« 小沢関連~民主党(前原一派をのぞく)は自分たちの言葉で世論調査の数字を変えてみろよっ! | トップページ | 小沢関連~「白昼堂々の権力犯罪!?」 »

2009/03/27

小沢関連~「検察は説明責任を果たしているか」

これはカネを払って見る価値がある。
NHKの受信料なんぞよりもはるかに価値がある。

・マル激トーク・オン・ディマンド 第416回(2009年03月26日)
検察は説明責任を果たしているか
ゲスト:郷原信郎氏(桐蔭横浜大学法科大学院教授)

一連の小沢関連報道、ニュースのなかで、郷原氏の冷静、かつ理路整然とした主張、解説に私は単に納得するだけでなく非常に感銘を受けた(郷原氏はなんと現・東京地検特捜部長の佐久間達哉と同期なのだそうだ)。
今回のマル激でも郷原氏は特捜部が小沢秘書逮捕にいたった経緯、特捜部内部が抱えている問題を実にわかりやすく話してくれており、まさに目から鱗、食い入るように見てしまった。

以下要約。

*****
40人規模の人員を抱えながら事件日照りが続き、たまに手を出す事件では大やけど。存在意義そのものが問われはじめた特捜部は今度こそということで西松建設の社長を外為法違反という、これまた形式犯で逮捕した。
しかしここからも何も出てこない。ムリムリやろうとした長野県知事についても秘書が自殺してしまってやれない。完全に追い込まれていたのが3月の初めの状態だった。その追い込まれた状態で最後にやるとしたら、小沢しかなかった。したがって最初から小沢狙い撃ちにしようとして、いろいろな事件を掘り起こそうとしていたわけではなかった。さすがにそれをやろうとすると内部から異論が出る。が、これがやれるのかやれないのかと判断したときに普通ならこんな選挙を控えた時期にはやれない。
やれるとすると小沢が徹底抗戦しないで、頭を下げて辞任をして責任を取るという場合である。
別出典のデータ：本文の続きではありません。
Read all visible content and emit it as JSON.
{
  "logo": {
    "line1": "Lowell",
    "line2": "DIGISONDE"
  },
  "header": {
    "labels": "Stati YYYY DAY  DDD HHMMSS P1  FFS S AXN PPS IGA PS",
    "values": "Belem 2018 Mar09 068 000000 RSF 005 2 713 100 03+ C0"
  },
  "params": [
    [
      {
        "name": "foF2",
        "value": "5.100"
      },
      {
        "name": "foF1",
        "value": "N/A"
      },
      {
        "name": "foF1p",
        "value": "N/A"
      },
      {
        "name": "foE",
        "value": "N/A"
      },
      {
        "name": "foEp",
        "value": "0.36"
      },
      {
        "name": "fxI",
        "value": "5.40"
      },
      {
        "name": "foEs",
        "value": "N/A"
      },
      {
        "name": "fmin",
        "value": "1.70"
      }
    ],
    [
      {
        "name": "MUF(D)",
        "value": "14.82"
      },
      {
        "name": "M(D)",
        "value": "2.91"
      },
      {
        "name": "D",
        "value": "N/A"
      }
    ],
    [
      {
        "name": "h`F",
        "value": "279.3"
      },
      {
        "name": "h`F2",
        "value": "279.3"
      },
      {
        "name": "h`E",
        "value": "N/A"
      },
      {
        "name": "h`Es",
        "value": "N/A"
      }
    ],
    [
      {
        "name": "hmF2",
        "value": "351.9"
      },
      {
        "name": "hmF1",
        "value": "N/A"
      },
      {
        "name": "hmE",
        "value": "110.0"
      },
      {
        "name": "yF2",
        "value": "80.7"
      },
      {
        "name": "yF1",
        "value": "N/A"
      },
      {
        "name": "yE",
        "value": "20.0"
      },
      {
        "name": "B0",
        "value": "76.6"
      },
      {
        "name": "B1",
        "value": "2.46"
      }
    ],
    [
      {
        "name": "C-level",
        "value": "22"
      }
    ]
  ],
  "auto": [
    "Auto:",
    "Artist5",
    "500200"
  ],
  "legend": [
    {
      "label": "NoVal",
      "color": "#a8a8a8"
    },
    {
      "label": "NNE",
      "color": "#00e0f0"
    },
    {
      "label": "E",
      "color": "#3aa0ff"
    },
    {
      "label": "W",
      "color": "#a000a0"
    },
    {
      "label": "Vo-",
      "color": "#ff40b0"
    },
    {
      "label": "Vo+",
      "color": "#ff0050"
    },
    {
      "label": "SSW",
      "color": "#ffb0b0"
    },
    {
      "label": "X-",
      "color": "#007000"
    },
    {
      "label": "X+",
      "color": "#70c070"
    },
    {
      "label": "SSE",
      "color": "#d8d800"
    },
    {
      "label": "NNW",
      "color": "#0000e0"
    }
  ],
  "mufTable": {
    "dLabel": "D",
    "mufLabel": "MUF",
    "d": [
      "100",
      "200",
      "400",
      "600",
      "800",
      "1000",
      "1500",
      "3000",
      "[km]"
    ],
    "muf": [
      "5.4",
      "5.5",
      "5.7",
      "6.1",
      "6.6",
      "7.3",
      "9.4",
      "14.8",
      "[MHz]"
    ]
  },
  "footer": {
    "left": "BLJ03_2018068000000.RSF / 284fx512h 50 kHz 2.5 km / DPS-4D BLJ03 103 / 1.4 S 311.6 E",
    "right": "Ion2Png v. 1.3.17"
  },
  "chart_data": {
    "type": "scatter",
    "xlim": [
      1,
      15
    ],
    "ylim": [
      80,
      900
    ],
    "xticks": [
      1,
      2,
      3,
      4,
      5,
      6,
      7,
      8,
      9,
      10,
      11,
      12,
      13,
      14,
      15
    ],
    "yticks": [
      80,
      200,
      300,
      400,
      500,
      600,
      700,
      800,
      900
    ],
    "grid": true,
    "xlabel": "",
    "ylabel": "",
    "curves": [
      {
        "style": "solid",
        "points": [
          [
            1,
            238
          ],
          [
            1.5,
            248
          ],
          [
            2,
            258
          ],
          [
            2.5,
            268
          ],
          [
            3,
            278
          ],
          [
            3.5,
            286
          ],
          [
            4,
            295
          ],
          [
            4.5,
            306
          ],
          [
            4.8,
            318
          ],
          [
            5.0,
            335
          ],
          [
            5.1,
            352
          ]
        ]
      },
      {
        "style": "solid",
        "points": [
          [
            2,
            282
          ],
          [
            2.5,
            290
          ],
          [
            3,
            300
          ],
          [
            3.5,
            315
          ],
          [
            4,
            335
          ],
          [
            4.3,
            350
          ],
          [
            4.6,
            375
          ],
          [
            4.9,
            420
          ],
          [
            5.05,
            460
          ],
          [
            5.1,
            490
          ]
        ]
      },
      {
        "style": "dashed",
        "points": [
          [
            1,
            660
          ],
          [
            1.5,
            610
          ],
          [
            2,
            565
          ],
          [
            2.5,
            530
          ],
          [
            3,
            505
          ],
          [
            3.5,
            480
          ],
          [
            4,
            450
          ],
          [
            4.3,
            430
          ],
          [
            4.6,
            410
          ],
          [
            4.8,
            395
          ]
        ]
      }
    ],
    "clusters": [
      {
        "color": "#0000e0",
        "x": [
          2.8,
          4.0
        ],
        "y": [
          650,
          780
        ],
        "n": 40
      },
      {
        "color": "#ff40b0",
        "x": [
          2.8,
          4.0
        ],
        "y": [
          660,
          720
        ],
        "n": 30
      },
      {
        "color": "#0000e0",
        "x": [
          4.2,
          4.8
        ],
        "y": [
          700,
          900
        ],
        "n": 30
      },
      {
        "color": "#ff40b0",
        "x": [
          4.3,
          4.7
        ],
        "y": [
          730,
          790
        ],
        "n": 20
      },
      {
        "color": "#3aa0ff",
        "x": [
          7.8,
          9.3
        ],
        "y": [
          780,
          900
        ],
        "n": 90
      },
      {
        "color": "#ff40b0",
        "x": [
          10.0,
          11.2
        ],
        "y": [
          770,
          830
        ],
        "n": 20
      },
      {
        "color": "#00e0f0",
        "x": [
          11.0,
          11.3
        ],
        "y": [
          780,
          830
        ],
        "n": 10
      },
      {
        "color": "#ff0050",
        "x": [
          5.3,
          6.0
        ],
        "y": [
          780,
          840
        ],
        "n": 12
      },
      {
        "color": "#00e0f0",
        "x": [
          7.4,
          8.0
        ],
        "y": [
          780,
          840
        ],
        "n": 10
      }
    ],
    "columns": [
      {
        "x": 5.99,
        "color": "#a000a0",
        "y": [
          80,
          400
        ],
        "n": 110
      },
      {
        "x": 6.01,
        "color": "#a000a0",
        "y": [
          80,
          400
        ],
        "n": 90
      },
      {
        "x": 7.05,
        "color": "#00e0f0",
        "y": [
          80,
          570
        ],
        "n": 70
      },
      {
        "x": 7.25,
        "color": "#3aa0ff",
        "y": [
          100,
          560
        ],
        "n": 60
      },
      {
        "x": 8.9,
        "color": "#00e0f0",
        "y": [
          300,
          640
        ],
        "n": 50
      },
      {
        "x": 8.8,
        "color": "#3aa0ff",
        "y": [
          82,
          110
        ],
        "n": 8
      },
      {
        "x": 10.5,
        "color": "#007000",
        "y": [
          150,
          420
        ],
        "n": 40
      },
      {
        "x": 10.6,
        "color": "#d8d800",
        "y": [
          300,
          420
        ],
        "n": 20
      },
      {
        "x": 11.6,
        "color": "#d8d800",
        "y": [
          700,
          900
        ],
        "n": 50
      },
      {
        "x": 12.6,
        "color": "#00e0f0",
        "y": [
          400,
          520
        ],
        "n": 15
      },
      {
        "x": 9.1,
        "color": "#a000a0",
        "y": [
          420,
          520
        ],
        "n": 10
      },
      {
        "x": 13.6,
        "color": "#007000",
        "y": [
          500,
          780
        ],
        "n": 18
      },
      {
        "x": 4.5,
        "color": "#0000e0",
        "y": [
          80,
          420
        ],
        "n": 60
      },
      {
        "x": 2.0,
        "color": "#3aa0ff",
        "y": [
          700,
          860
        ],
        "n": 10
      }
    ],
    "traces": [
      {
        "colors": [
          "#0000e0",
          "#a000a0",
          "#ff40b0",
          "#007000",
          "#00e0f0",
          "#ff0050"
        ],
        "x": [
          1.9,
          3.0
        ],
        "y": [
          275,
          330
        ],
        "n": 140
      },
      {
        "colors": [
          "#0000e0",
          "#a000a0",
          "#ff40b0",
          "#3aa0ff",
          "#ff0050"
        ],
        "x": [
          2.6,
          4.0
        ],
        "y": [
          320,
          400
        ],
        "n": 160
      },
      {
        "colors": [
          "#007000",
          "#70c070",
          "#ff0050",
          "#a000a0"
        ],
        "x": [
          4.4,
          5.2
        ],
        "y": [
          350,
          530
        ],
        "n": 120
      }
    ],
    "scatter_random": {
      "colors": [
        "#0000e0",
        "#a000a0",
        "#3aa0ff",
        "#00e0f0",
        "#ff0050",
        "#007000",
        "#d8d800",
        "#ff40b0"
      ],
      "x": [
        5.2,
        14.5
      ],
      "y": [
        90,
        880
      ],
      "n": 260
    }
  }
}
そういうような判断で事件に入ったのではないか。これが誤算だった(※でもやっぱりこれは狙い撃ち、国策捜査論に対する反論としては弱いと思う)。
では、どのようにして小沢の身柄をとるか。政治資金規正法で政治団体の会計責任者が処罰された場合に、代表者について選任及び監督の過失がある場合には罰金刑が課される。今回の場合、代表者は小沢で、政治資金規正法では罰金でも科せられると公民権停止、つまり議員失職になる。それをやろうとしたのか、それともそれでやるという構えを見せれば議員失職になったらとんでもないから(代表を)辞めるという見通しだったのかはわからないが、むしろ後者ではないか。そのあたりのことを非常に正確に書いているのが3月8日の産経新聞記事。この記事が、今回の事件では非常に重要である。
*****

その記事↓
小沢氏監督責任も 起訴なら失職の可能性 政治資金規正法

リンクは張ったが、この記事は全文掲載する。

*****
 小沢一郎民主党代表の資金管理団体「陸山会」の政治資金規正法違反事件で、東京地検特捜部が小沢氏本人にも規正法違反の疑いがあるとみていることが7日、捜査関係者の話で分かった。規正法は政治団体の代表者に、会計責任者への監督責任について罰則を設けており、これに違反する疑いがある。特捜部は政治資金収支報告書の虚偽記載への関与の有無の解明と並行して、監督責任についても調べを進めるもようで、監督ミスが認定され、起訴された場合には、小沢氏は最終的に衆院議員を失職する可能性も出てくる。小沢氏への参考人聴取でも、監督責任について確認するとみられる。
 地検によると、西松建設がダミーにしていた政治団体は、「新政治問題研究会」(新政研)と「未来産業研究会」(未来研)。陸山会の会計責任者で小沢氏の公設秘書、大久保隆規容疑者(47)は平成16年3月~19年3月、西松から受領した2100万円を新政研と未来研からの献金とする虚偽の記載を、政治資金収支報告書にするなどした疑いが持たれている。
 規正法は、政治団体の代表者が、会計責任者の選任と監督について相当の注意を怠っていた場合、50万円以下の罰金を科すと規定している。起訴されて規正法違反罪で罰金刑になると、裁判官の判断によっては公民権が停止され、被選挙権を失う。国会法の109条は、現職の衆院議員が衆院議員選挙の被選挙権を失った場合、自動的に失職すると規定している。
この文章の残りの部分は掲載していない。